A três dias de mais um feriado prolongado, o alerta dos médicos é único, e para todos: fiquem em casa! Nem mesmo quem tomou as duas doses da vacina contra a Covid-19 deve viajar durante o Corpus Christi, pois os impactos negativos do passeio poderão ser percebidos daqui a duas semanas, com nova sobrecarga nos hospitais.

Em recessos recentes, festas e aglomerações em destinos turísticos aumentaram as contaminações e até mortes provocadas pelo vírus, conforme as próprias autoridades. Agora, o risco é ainda maior devido à circulação de variantes mais agressivas. 

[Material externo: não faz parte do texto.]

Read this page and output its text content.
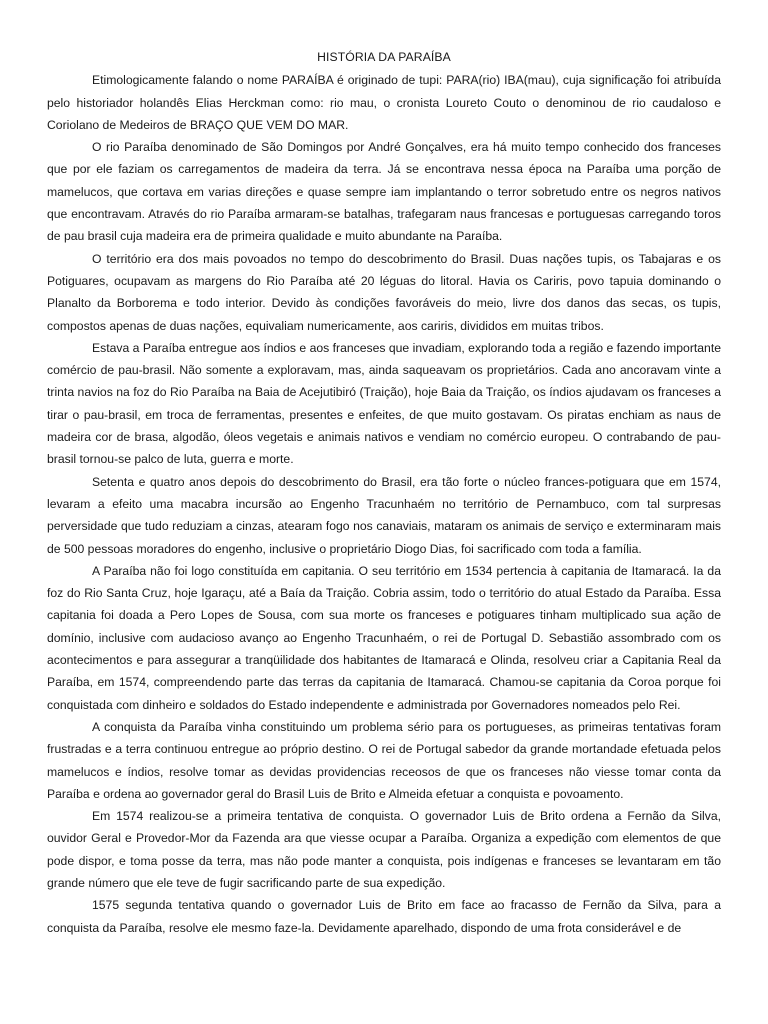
HISTÓRIA DA PARAÍBA

Etimologicamente falando o nome PARAÍBA é originado de tupi: PARA(rio) IBA(mau), cuja significação foi atribuída pelo historiador holandês Elias Herckman como: rio mau, o cronista Loureto Couto o denominou de rio caudaloso e Coriolano de Medeiros de BRAÇO QUE VEM DO MAR.

O rio Paraíba denominado de São Domingos por André Gonçalves, era há muito tempo conhecido dos franceses que por ele faziam os carregamentos de madeira da terra. Já se encontrava nessa época na Paraíba uma porção de mamelucos, que cortava em varias direções e quase sempre iam implantando o terror sobretudo entre os negros nativos que encontravam. Através do rio Paraíba armaram-se batalhas, trafegaram naus francesas e portuguesas carregando toros de pau brasil cuja madeira era de primeira qualidade e muito abundante na Paraíba.

O território era dos mais povoados no tempo do descobrimento do Brasil. Duas nações tupis, os Tabajaras e os Potiguares, ocupavam as margens do Rio Paraíba até 20 léguas do litoral. Havia os Cariris, povo tapuia dominando o Planalto da Borborema e todo interior. Devido às condições favoráveis do meio, livre dos danos das secas, os tupis, compostos apenas de duas nações, equivaliam numericamente, aos cariris, divididos em muitas tribos.

Estava a Paraíba entregue aos índios e aos franceses que invadiam, explorando toda a região e fazendo importante comércio de pau-brasil. Não somente a exploravam, mas, ainda saqueavam os proprietários. Cada ano ancoravam vinte a trinta navios na foz do Rio Paraíba na Baia de Acejutibiró (Traição), hoje Baia da Traição, os índios ajudavam os franceses a tirar o pau-brasil, em troca de ferramentas, presentes e enfeites, de que muito gostavam. Os piratas enchiam as naus de madeira cor de brasa, algodão, óleos vegetais e animais nativos e vendiam no comércio europeu. O contrabando de pau-brasil tornou-se palco de luta, guerra e morte.

Setenta e quatro anos depois do descobrimento do Brasil, era tão forte o núcleo frances-potiguara que em 1574, levaram a efeito uma macabra incursão ao Engenho Tracunhaém no território de Pernambuco, com tal surpresas perversidade que tudo reduziam a cinzas, atearam fogo nos canaviais, mataram os animais de serviço e exterminaram mais de 500 pessoas moradores do engenho, inclusive o proprietário Diogo Dias, foi sacrificado com toda a família.

A Paraíba não foi logo constituída em capitania. O seu território em 1534 pertencia à capitania de Itamaracá. Ia da foz do Rio Santa Cruz, hoje Igaraçu, até a Baía da Traição. Cobria assim, todo o território do atual Estado da Paraíba. Essa capitania foi doada a Pero Lopes de Sousa, com sua morte os franceses e potiguares tinham multiplicado sua ação de domínio, inclusive com audacioso avanço ao Engenho Tracunhaém, o rei de Portugal D. Sebastião assombrado com os acontecimentos e para assegurar a tranqüilidade dos habitantes de Itamaracá e Olinda, resolveu criar a Capitania Real da Paraíba, em 1574, compreendendo parte das terras da capitania de Itamaracá. Chamou-se capitania da Coroa porque foi conquistada com dinheiro e soldados do Estado independente e administrada por Governadores nomeados pelo Rei.

A conquista da Paraíba vinha constituindo um problema sério para os portugueses, as primeiras tentativas foram frustradas e a terra continuou entregue ao próprio destino. O rei de Portugal sabedor da grande mortandade efetuada pelos mamelucos e índios, resolve tomar as devidas providencias receosos de que os franceses não viesse tomar conta da Paraíba e ordena ao governador geral do Brasil Luis de Brito e Almeida efetuar a conquista e povoamento.

Em 1574 realizou-se a primeira tentativa de conquista. O governador Luis de Brito ordena a Fernão da Silva, ouvidor Geral e Provedor-Mor da Fazenda ara que viesse ocupar a Paraíba. Organiza a expedição com elementos de que pode dispor, e toma posse da terra, mas não pode manter a conquista, pois indígenas e franceses se levantaram em tão grande número que ele teve de fugir sacrificando parte de sua expedição.

1575 segunda tentativa quando o governador Luis de Brito em face ao fracasso de Fernão da Silva, para a conquista da Paraíba, resolve ele mesmo faze-la. Devidamente aparelhado, dispondo de uma frota considerável e de
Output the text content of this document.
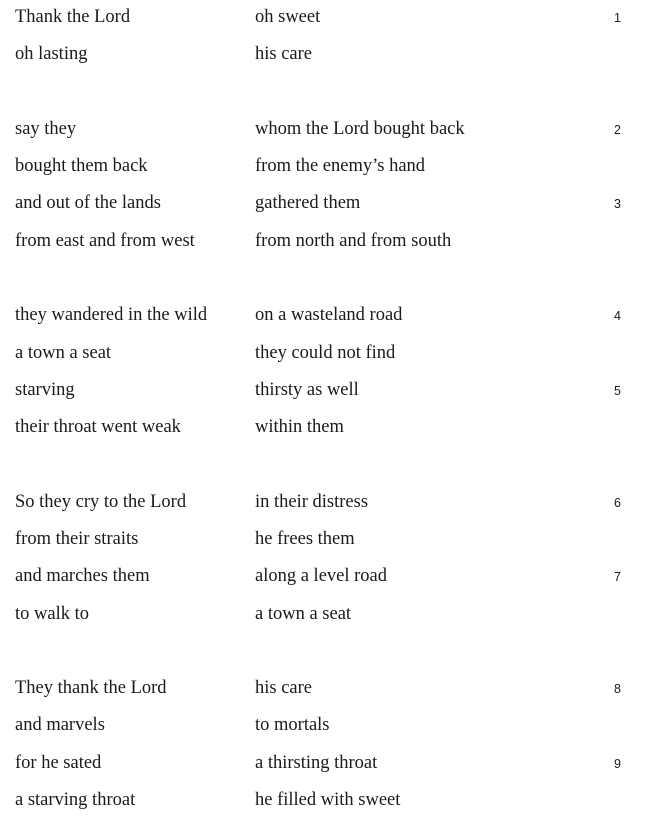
Thank the Lord	oh sweet	1
oh lasting	his care
say they	whom the Lord bought back	2
bought them back	from the enemy’s hand
and out of the lands	gathered them	3
from east and from west	from north and from south
they wandered in the wild	on a wasteland road	4
a town a seat	they could not find
starving	thirsty as well	5
their throat went weak	within them
So they cry to the Lord	in their distress	6
from their straits	he frees them
and marches them	along a level road	7
to walk to	a town a seat
They thank the Lord	his care	8
and marvels	to mortals
for he sated	a thirsting throat	9
a starving throat	he filled with sweet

“As aglomerações têm mostrado que elevam as taxas de contágio, internação e óbitos. Desde o Natal a gente tem experimentado isso”, lembra o infectologista Estevão Urbano, do Comitê de enfrentamento à Covid-19 em Belo Horizonte.

O especialista reforça que a blindagem contra o vírus não dá aval para descuidos. “Os vacinados com duas doses devem ter os mesmos cuidados. O feriado é extremamente preocupante, além de todos os problemas inerentes a ele”. 

A nova cepa indiana do coronavírus, detectada em Minas semana passada, é uma das quatro consideradas de maior atenção no mundo. Além da variante do país asiático, outras 19 estão em circulação no Estado, o que faz com que os alertas sejam redobrados. 

“É um fator preponderante. Esses feriados costumam ser catalizadores da disseminação nacional de novas cepas. E essa, inclusive, com o potencial de ser mais agressiva, mais infectante, podendo gerar novo caos”, avalia o infectologista.

Colapso na saúde
O risco de mais um colapso no sistema de saúde é endossado pelo também membro do comitê de enfrentamento à doença na capital, o infectologista Unaí Tupinambás. Segundo ele, o possível impacto será percebido ainda em junho.

“Em todo feriado a gente observou que de 15 a 21 depois houve um aumento do número de casos e, consequentemente, a ocupação de leitos crescia. Isso desde o ano passado. Então a gente tem que entender que é um risco, mesmo com avanço da vacinação”, disse o médico, que lembrou da situação atual das unidades de saúde:

“Os leitos não desocuparam como a gente queria que desocupassem. Então, se mais casos surgirem, não teremos como colocar mais pacientes em leitos. Vai ser outro colapso”, afirmou. 

Como forma de evitar o pior, os especialistas pedem que as pessoas mantenham o isolamento social, com uso das medidas de proteção, como as máscaras. E para quem fica, nada de promover festas na casa de conhecidos.